Medical Field: Pediatrics
Award: Finalist
Country: Bulgaria
Year: 2022
Research Work: Ventilator-Associated Pneumonia in Neonates Admitted to a Tertiary Care NICU in Bulgaria
Published in: Frontiers in Pediatrics

You might come from a small country, but even with a small study, you and your team can be recognized and people will tell you, 'Yes, you did a good job.'


Vanya Rangelova, MD, PhD, is currently Chief Assistant Professor of Epidemiology at the Medical University of Plovdiv, Bulgaria. She also supports the work of the Epidemiology Department of the National Center for Infectious and Parasitic Diseases and works as a Hospital Epidemiologist at the MHAT “Saint Mina” Plovdiv. She was surprised and honored to be one of the first finalists from Bulgaria in this year’s International Medis Awards.

Her mother is a nurse, and every day after school, Vanya Rangelova, MD, PhD, was surrounded by doctors and nurses, so the hospital felt like her second home. She looked up to them and saw what they were doing, how they communicated with each other, and knew that this was her path, too.

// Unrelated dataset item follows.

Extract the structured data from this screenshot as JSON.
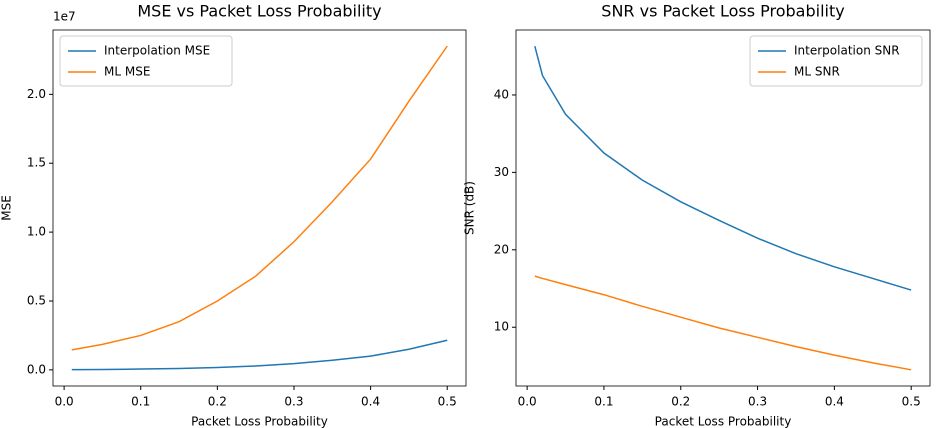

In her opinion, research is a way to communicate with other medical professionals. If someone has an interesting topic in their field, they should try to study it thoroughly and share the results with the rest of the community. She believes this is one of the possible ways to improve patient care and treatment. Research is also an opportunity for Rangelova to inspire passion in her students.

Vanya Rangelova, MD, PhD, wanted to contribute to the field of pediatrics, and that was one of the reasons she decided to study ventilator-associated pneumonia (VAP) in neonatal patients in the intensive care unit (ICU). 

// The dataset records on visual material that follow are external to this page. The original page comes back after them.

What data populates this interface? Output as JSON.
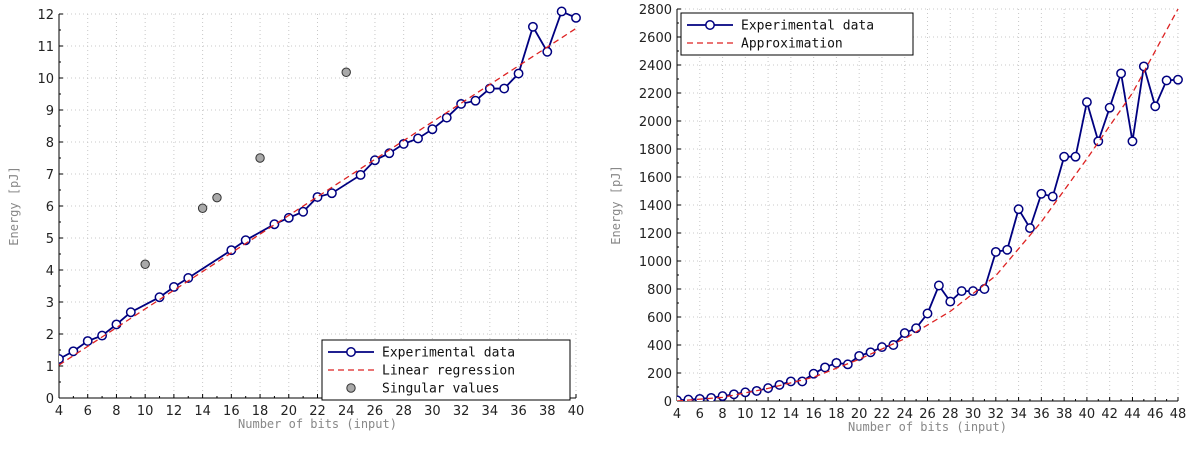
{
  "colors": {
    "experimental": "#000080",
    "regression": "#dd2222",
    "singular_fill": "#a9a9a9",
    "grid": "#c8c8c8"
  },
  "chart_data": [
    {
      "type": "line",
      "xlabel": "Number of bits (input)",
      "ylabel": "Energy [pJ]",
      "xlim": [
        4,
        40
      ],
      "ylim": [
        0,
        12
      ],
      "xticks": [
        4,
        6,
        8,
        10,
        12,
        14,
        16,
        18,
        20,
        22,
        24,
        26,
        28,
        30,
        32,
        34,
        36,
        38,
        40
      ],
      "yticks": [
        0,
        1,
        2,
        3,
        4,
        5,
        6,
        7,
        8,
        9,
        10,
        11,
        12
      ],
      "grid": true,
      "legend_position": "bottom-right",
      "series": [
        {
          "name": "Experimental data",
          "style": "line-markers",
          "x": [
            4,
            5,
            6,
            7,
            8,
            9,
            11,
            12,
            13,
            16,
            17,
            19,
            20,
            21,
            22,
            23,
            25,
            26,
            27,
            28,
            29,
            30,
            31,
            32,
            33,
            34,
            35,
            36,
            37,
            38,
            39,
            40
          ],
          "y": [
            1.22,
            1.46,
            1.78,
            1.95,
            2.3,
            2.68,
            3.15,
            3.47,
            3.75,
            4.62,
            4.93,
            5.43,
            5.63,
            5.82,
            6.28,
            6.4,
            6.97,
            7.43,
            7.65,
            7.94,
            8.11,
            8.4,
            8.76,
            9.19,
            9.29,
            9.67,
            9.67,
            10.14,
            11.6,
            10.82,
            12.08,
            11.88
          ]
        },
        {
          "name": "Linear regression",
          "style": "dashed",
          "x": [
            4,
            40
          ],
          "y": [
            1.03,
            11.55
          ]
        },
        {
          "name": "Singular values",
          "style": "markers",
          "x": [
            10,
            14,
            15,
            18,
            24
          ],
          "y": [
            4.18,
            5.93,
            6.26,
            7.5,
            10.18
          ]
        }
      ]
    },
    {
      "type": "line",
      "xlabel": "Number of bits (input)",
      "ylabel": "Energy [pJ]",
      "xlim": [
        4,
        48
      ],
      "ylim": [
        0,
        2800
      ],
      "xticks": [
        4,
        6,
        8,
        10,
        12,
        14,
        16,
        18,
        20,
        22,
        24,
        26,
        28,
        30,
        32,
        34,
        36,
        38,
        40,
        42,
        44,
        46,
        48
      ],
      "yticks": [
        0,
        200,
        400,
        600,
        800,
        1000,
        1200,
        1400,
        1600,
        1800,
        2000,
        2200,
        2400,
        2600,
        2800
      ],
      "grid": true,
      "legend_position": "top-left",
      "series": [
        {
          "name": "Experimental data",
          "style": "line-markers",
          "x": [
            4,
            5,
            6,
            7,
            8,
            9,
            10,
            11,
            12,
            13,
            14,
            15,
            16,
            17,
            18,
            19,
            20,
            21,
            22,
            23,
            24,
            25,
            26,
            27,
            28,
            29,
            30,
            31,
            32,
            33,
            34,
            35,
            36,
            37,
            38,
            39,
            40,
            41,
            42,
            43,
            44,
            45,
            46,
            47,
            48
          ],
          "y": [
            5,
            10,
            15,
            22,
            35,
            48,
            62,
            72,
            92,
            115,
            140,
            140,
            195,
            240,
            272,
            262,
            322,
            348,
            385,
            400,
            485,
            520,
            625,
            825,
            710,
            785,
            785,
            800,
            1065,
            1080,
            1370,
            1235,
            1480,
            1460,
            1745,
            1745,
            2135,
            1855,
            2095,
            2340,
            1855,
            2390,
            2105,
            2290,
            2295
          ]
        },
        {
          "name": "Approximation",
          "style": "dashed",
          "x": [
            4,
            8,
            12,
            16,
            20,
            24,
            28,
            32,
            36,
            40,
            44,
            48
          ],
          "y": [
            0,
            26,
            90,
            170,
            298,
            445,
            640,
            895,
            1280,
            1730,
            2200,
            2800
          ]
        }
      ]
    }
  ]
}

In the submitted research, we were interested in the frequency, characteristics and risk factors for the occurrence of VAP in neonates in the ICU, as there are no detailed data on the characteristics of VAP in neonates in Bulgaria at the regional and national level. The findings of the current study highlight that birth weight, gestational age and length of hospital stay are significantly associated with ventilator-associated pneumonia.

Doing her work as well as she can motivates Rangelova to continue striving for success and recognition by her international colleagues, because it means her work is making a real impact and contributing to science. Another important motivation for her is being a hard-working, ambitious parent who sets a good example for her seven-year-old son.